Lieutenant Carbury jumped for the hatch, aiming his right boot at the back of the tank commander's seat but using Des Grieux's shoulder as a step instead. "Remote that feed to my tank now, Sergeant!"the lieutenant shouted as he pulled himself out of H271's cupola.

Des Grieux ignored Carbury and keyed his intercom. Flowers had better be wearing his commo helmet. "Driver!" the veteran snarled. "Get your ass aboard!"

On Screen #3, another salvo of anti-personnel shells howled down onto the Thunderbolt Division's reeling battalions.

Powerguns snapped and blasted at a succession of targets on H271's right-hand screen. For the past several minutes, the real excitement, even for Des Grieux, was on the map display on the other side of the fighting compartment.

The Hashemites and their mercenary allies were getting their clocks cleaned.

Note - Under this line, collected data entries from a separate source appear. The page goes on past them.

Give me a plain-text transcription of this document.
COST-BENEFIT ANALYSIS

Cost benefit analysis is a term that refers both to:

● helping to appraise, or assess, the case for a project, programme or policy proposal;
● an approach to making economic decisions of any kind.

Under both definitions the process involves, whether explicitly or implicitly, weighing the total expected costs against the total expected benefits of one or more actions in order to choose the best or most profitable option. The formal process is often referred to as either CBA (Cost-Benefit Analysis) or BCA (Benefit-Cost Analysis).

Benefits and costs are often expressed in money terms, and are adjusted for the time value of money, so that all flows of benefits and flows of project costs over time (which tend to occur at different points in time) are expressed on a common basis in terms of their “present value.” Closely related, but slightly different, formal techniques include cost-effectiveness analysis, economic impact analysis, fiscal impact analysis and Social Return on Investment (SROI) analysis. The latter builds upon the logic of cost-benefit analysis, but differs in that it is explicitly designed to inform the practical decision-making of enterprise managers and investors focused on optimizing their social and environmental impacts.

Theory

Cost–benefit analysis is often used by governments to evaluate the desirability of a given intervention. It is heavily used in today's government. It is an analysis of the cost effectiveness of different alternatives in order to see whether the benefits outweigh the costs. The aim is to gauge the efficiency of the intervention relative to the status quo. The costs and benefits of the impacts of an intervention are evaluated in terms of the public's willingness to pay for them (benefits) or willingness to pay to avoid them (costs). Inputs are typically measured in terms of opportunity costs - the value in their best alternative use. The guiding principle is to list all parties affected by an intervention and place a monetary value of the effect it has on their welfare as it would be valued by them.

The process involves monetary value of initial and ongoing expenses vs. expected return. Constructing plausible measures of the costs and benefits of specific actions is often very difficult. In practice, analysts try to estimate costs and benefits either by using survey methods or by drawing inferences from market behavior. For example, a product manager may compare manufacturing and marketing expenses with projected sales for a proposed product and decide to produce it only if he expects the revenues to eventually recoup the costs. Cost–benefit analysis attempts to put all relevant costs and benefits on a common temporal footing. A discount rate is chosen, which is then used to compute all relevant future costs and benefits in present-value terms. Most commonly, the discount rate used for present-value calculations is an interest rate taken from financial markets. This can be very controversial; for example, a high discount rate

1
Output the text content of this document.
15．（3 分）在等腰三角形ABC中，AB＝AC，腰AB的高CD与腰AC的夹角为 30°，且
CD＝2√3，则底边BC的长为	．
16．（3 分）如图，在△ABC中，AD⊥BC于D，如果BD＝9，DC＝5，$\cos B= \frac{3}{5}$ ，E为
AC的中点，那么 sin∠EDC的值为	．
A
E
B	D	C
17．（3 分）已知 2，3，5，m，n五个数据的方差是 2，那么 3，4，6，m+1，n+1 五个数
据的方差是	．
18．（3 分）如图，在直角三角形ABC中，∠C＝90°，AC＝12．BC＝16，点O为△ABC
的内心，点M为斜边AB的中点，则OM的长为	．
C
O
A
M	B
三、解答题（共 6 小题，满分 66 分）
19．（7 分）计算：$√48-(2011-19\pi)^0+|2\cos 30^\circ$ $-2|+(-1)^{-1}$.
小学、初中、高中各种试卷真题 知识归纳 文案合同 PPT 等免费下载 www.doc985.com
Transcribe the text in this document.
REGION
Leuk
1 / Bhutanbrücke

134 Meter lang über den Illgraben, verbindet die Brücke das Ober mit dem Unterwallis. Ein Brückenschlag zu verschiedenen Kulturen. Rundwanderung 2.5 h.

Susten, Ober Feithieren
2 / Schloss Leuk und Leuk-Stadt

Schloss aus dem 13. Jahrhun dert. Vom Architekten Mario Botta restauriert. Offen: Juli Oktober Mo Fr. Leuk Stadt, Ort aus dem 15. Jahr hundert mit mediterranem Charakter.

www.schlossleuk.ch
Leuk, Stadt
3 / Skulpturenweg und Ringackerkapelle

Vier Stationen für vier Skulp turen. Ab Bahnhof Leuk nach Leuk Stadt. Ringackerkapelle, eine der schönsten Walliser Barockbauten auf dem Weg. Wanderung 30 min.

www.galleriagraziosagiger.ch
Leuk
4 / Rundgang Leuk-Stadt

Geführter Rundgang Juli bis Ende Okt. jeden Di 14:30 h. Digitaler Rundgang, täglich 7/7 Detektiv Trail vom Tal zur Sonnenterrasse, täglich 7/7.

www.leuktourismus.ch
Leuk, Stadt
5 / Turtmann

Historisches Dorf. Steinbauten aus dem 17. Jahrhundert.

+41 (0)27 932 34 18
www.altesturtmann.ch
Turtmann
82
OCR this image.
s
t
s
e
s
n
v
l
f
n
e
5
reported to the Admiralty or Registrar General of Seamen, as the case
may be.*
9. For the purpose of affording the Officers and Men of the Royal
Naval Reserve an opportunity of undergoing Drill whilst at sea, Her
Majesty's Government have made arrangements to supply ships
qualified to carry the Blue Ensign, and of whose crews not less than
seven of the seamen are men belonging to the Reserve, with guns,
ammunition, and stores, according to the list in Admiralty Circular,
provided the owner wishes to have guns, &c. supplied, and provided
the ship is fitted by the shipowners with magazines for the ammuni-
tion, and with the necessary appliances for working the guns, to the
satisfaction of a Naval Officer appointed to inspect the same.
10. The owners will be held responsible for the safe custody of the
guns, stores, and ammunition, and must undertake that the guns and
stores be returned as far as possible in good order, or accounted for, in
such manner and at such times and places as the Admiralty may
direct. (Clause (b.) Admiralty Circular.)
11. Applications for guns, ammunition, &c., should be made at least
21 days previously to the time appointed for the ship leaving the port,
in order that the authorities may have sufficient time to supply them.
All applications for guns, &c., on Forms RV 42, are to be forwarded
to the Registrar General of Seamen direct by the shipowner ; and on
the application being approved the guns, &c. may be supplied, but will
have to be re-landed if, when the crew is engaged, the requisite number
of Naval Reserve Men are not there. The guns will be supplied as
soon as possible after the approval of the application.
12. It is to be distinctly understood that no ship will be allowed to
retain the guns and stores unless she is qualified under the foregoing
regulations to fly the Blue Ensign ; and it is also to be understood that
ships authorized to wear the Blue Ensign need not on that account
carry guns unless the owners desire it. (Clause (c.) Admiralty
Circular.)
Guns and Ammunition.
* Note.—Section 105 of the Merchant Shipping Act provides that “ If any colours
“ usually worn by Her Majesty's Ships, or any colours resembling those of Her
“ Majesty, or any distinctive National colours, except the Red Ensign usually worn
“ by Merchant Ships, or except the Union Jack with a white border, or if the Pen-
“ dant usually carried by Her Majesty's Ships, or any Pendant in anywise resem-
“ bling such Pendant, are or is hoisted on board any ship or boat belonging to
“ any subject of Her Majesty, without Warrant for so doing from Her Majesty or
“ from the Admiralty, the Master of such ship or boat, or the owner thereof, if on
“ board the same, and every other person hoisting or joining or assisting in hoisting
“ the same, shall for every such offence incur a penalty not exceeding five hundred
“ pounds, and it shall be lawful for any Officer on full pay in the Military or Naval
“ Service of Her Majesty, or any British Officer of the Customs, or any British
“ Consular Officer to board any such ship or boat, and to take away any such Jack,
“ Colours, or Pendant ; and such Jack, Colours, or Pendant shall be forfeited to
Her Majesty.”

The AI's interpretation of data from the battle area cross-hatched all the units of the Thunderbolt Division which were still on the plain. A few minutes of hammering with firecracker rounds had reduced the units by twenty percent of their strength from casualties—

And to something closer to zero combat efficiency because of their total collapse of morale. The battle wasn't over yet, but it was over for those men and women. They retreated northward in disorder, some of them on foot without even their personal weapons. Their only thought was to escape the killing zone of artillery and long-range sniping from the Slammers' powerguns.

Half of the Thunderbolt Division remained as an effective fighting force on the high ground to the east—the original left-flank battalions and the troops which had retreated to their protection under fire. Even those units were demoralized, but they would hold against anything except an all-out attack from the Slammers.